Malleability and Imagined Possibilities

By Lauren McCoy

An interesting theme from this week’s readings was the malleability of history, where shifting cultural/political contexts and individual interpretations can heavily shape how we represent the recent past. Added to the pliability of memory, it seems impossible for us to create a stable view of the past, especially when the subject is as complex and morally-charged as the Holocaust.

An interesting pattern across the readings was how the past was employed or re-invented to meet the needs of present actors – ranging from Nazis trying to reconcile their involvement in the Third Reich to American directors trying to take the moral lessons of German history and connect it to his own national challenges. Though for different purposes, both cases forward a plausible but ultimately inaccurate version of the past, deviating from “historical fact” to better fit a simplified narrative or to serve their needs in the present.

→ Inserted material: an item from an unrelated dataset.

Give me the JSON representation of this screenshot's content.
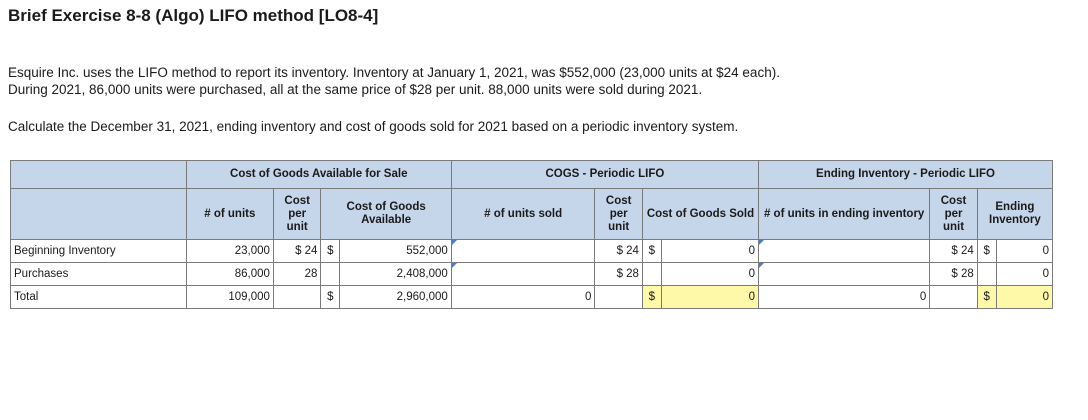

 While I think it’s easy for us to be suspicious of representations of the past that aren’t “accurate”, I think there is an interesting space here for “imagined possibilities” of the past. I’m not trying to suggest that representations or understandings shouldn’t be grounded on factual evidence or to encourage people to falsify the past for their own benefit (which, as previous classes have shown, is common in fascist regimes). However, I think it may be useful considering the complexity of Holocaust experiences to use “imagined possibilities”, where perhaps an event didn’t occur exactly how it is represented but is grounded in real history or combines several historical experiences for a more “complete” narrative. The film Judgment at Nuremberg showcases this, straying from official trial transcripts to create a plausible situation that spoke more to the American context. I think this is common within the history of slavery, where the lack of resources by enslaved peoples has forced historians to use what evidence is available and “fictionalize” historical experience.

I’d be interested to hear what you guys think!